Na prática clínica do Psiquiatra, o primeiro ponto importante para detectar o "ciúme patológico” é avaliar a veracidade e racionalidade ou não das queixas do paciente, assim como o grau de limitação ou prejuízo que acarretam. A seguir, deve-se identificar a natureza psicopatológica do sintoma para verificar que se trata de uma "idéia obsessiva"(fora do campo da vontade individual, ilógica e repetitiva) ou " sobrevalorizada" (de intensa matriz afetiva que amplia ou distorce o conteúdo ideativo), de uma "idéia delirante"(incompreensibilidade psicológica, irredutível à argumentação lógica e intensa convicção por parte do paciente) ou deliróide" (psicologicamente compreensível e redutível através da argumentação lógica). Neste sentido, é fundamental avaliar a capacidade de crítica do indivíduo em relação às suas preocupações de infidelidade ou de perda, bem como as relações das mesmas com fatos reais vivenciados pelo mesmo.
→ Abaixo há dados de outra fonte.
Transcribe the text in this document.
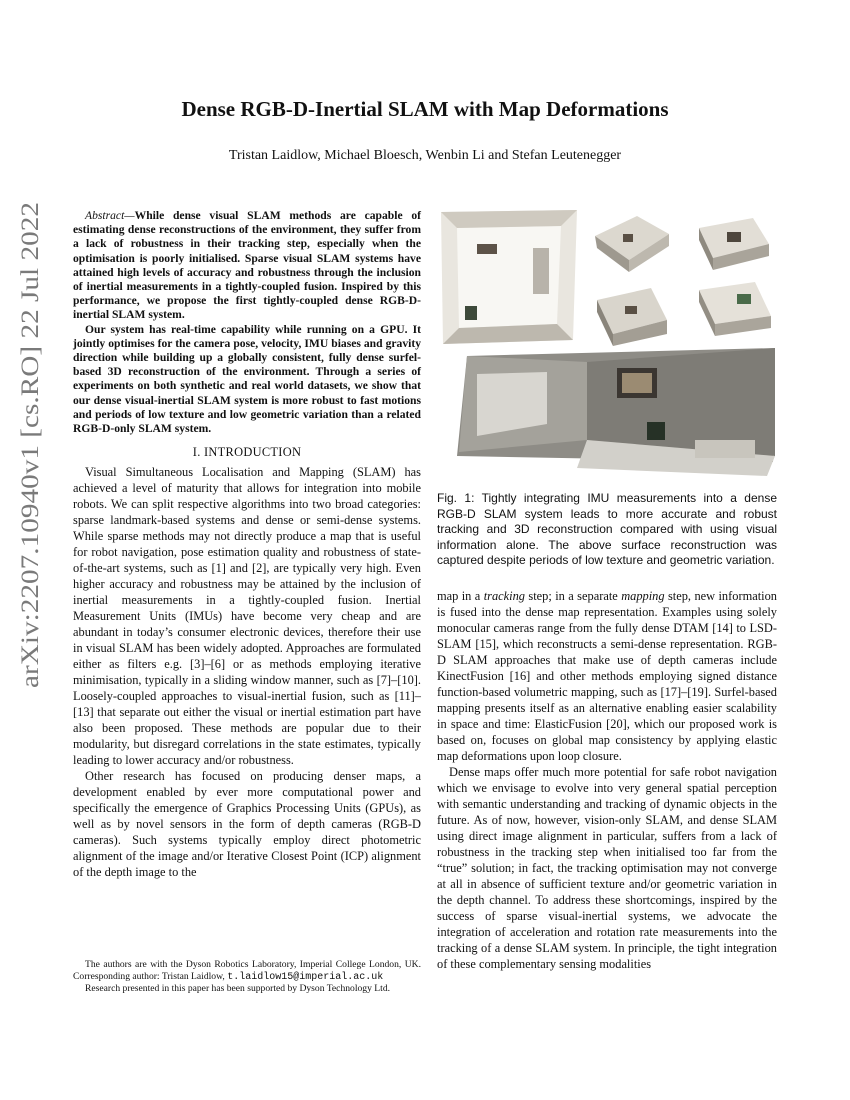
arXiv:2207.10940v1 [cs.RO] 22 Jul 2022
Dense RGB-D-Inertial SLAM with Map Deformations
Tristan Laidlow, Michael Bloesch, Wenbin Li and Stefan Leutenegger

Abstract—While dense visual SLAM methods are capable of estimating dense reconstructions of the environment, they suffer from a lack of robustness in their tracking step, especially when the optimisation is poorly initialised. Sparse visual SLAM systems have attained high levels of accuracy and robustness through the inclusion of inertial measurements in a tightly-coupled fusion. Inspired by this performance, we propose the first tightly-coupled dense RGB-D-inertial SLAM system.

Our system has real-time capability while running on a GPU. It jointly optimises for the camera pose, velocity, IMU biases and gravity direction while building up a globally consistent, fully dense surfel-based 3D reconstruction of the environment. Through a series of experiments on both synthetic and real world datasets, we show that our dense visual-inertial SLAM system is more robust to fast motions and periods of low texture and low geometric variation than a related RGB-D-only SLAM system.

I. INTRODUCTION

Visual Simultaneous Localisation and Mapping (SLAM) has achieved a level of maturity that allows for integration into mobile robots. We can split respective algorithms into two broad categories: sparse landmark-based systems and dense or semi-dense systems. While sparse methods may not directly produce a map that is useful for robot navigation, pose estimation quality and robustness of state-of-the-art systems, such as [1] and [2], are typically very high. Even higher accuracy and robustness may be attained by the inclusion of inertial measurements in a tightly-coupled fusion. Inertial Measurement Units (IMUs) have become very cheap and are abundant in today’s consumer electronic devices, therefore their use in visual SLAM has been widely adopted. Approaches are formulated either as filters e.g. [3]–[6] or as methods employing iterative minimisation, typically in a sliding window manner, such as [7]–[10]. Loosely-coupled approaches to visual-inertial fusion, such as [11]–[13] that separate out either the visual or inertial estimation part have also been proposed. These methods are popular due to their modularity, but disregard correlations in the state estimates, typically leading to lower accuracy and/or robustness.

Other research has focused on producing denser maps, a development enabled by ever more computational power and specifically the emergence of Graphics Processing Units (GPUs), as well as by novel sensors in the form of depth cameras (RGB-D cameras). Such systems typically employ direct photometric alignment of the image and/or Iterative Closest Point (ICP) alignment of the depth image to the

The authors are with the Dyson Robotics Laboratory, Imperial College London, UK. Corresponding author: Tristan Laidlow, t.laidlow15@imperial.ac.uk

Research presented in this paper has been supported by Dyson Technology Ltd.

Fig. 1: Tightly integrating IMU measurements into a dense RGB-D SLAM system leads to more accurate and robust tracking and 3D reconstruction compared with using visual information alone. The above surface reconstruction was captured despite periods of low texture and geometric variation.

map in a tracking step; in a separate mapping step, new information is fused into the dense map representation. Examples using solely monocular cameras range from the fully dense DTAM [14] to LSD-SLAM [15], which reconstructs a semi-dense representation. RGB-D SLAM approaches that make use of depth cameras include KinectFusion [16] and other methods employing signed distance function-based volumetric mapping, such as [17]–[19]. Surfel-based mapping presents itself as an alternative enabling easier scalability in space and time: ElasticFusion [20], which our proposed work is based on, focuses on global map consistency by applying elastic map deformations upon loop closure.

Dense maps offer much more potential for safe robot navigation which we envisage to evolve into very general spatial perception with semantic understanding and tracking of dynamic objects in the future. As of now, however, vision-only SLAM, and dense SLAM using direct image alignment in particular, suffers from a lack of robustness in the tracking step when initialised too far from the “true” solution; in fact, the tracking optimisation may not converge at all in absence of sufficient texture and/or geometric variation in the depth channel. To address these shortcomings, inspired by the success of sparse visual-inertial systems, we advocate the integration of acceleration and rotation rate measurements into the tracking of a dense SLAM system. In principle, the tight integration of these complementary sensing modalities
O terceiro aspecto seria a busca do diagnóstico responsável pelo ciúme patológico. Além da análise dos sintomas, investigação da natureza da preocupação de ciúme e da força da crença, é fundamental avaliar também o sofrimento gerado tanto para o indivíduo quanto para o cônjuge, bem como a intensidade de prejuízo no trabalho, na vida conjugal, no lazer e na sociabilidade, avaliando ainda o risco de atos agressivos ou violentos. Deve-se ainda levar em conta os fatores de predisposição emocional, como por exemplo, os sentimentos de inferioridade e insegurança, os transtornos psicológicos atuais ou anteriores, as experiências passadas de separação ou traição, traumas oriundos de relacionamento conflituoso dos pais e mudanças comportamentais provocativas do cônjuge. É sempre necessária uma avaliação cuidadosa e global em cada caso.
De algum tempo para cá, vários autores têm sugerido a relação entre ciúme patológico e o Transtorno Obsessivo-Compulsivo (TOC). É importante ressaltar que em estudos sobre o TOC e seu espectro, o tema do ciúme patológico é pouco abordado, possivelmente por não ser um sintoma muito típico, e sejam necessárias novas pesquisas científicas sobre o tema aqui abordado para um melhor esclarecimento entre o ciúme patológico e o TOC.
Quanto ao tratamento do paciente acometido de ciúme patológico, devido às oscilações de humor, crises depressivas associadas à ansiedade intensa, episódios de agressividade ou violência destrutiva podendo culminar com homicídio ou tentativas de homicídio, presença de idéias delirantes ou sobrevalorizadas, conflitos, das mais diversas naturezas, vivenciados nas relações afetivas e as levando ao rompimento e dificuldades, tanto no trabalho quanto nos contatos sociais, impõe a necessidade de uma psicoterapia do indivíduo com ciúme patológico psicoterapia associada, segundo critério do médico Psiquiatra, a antidepressivos, ansiolíticos, estabilizadores do humor ou neurolépticos.
João Adolfo Mayer é médico psiquiatra, professor aposentado da UFCG e atualmente docente do curso de Medicina da FCM de Campina Grande.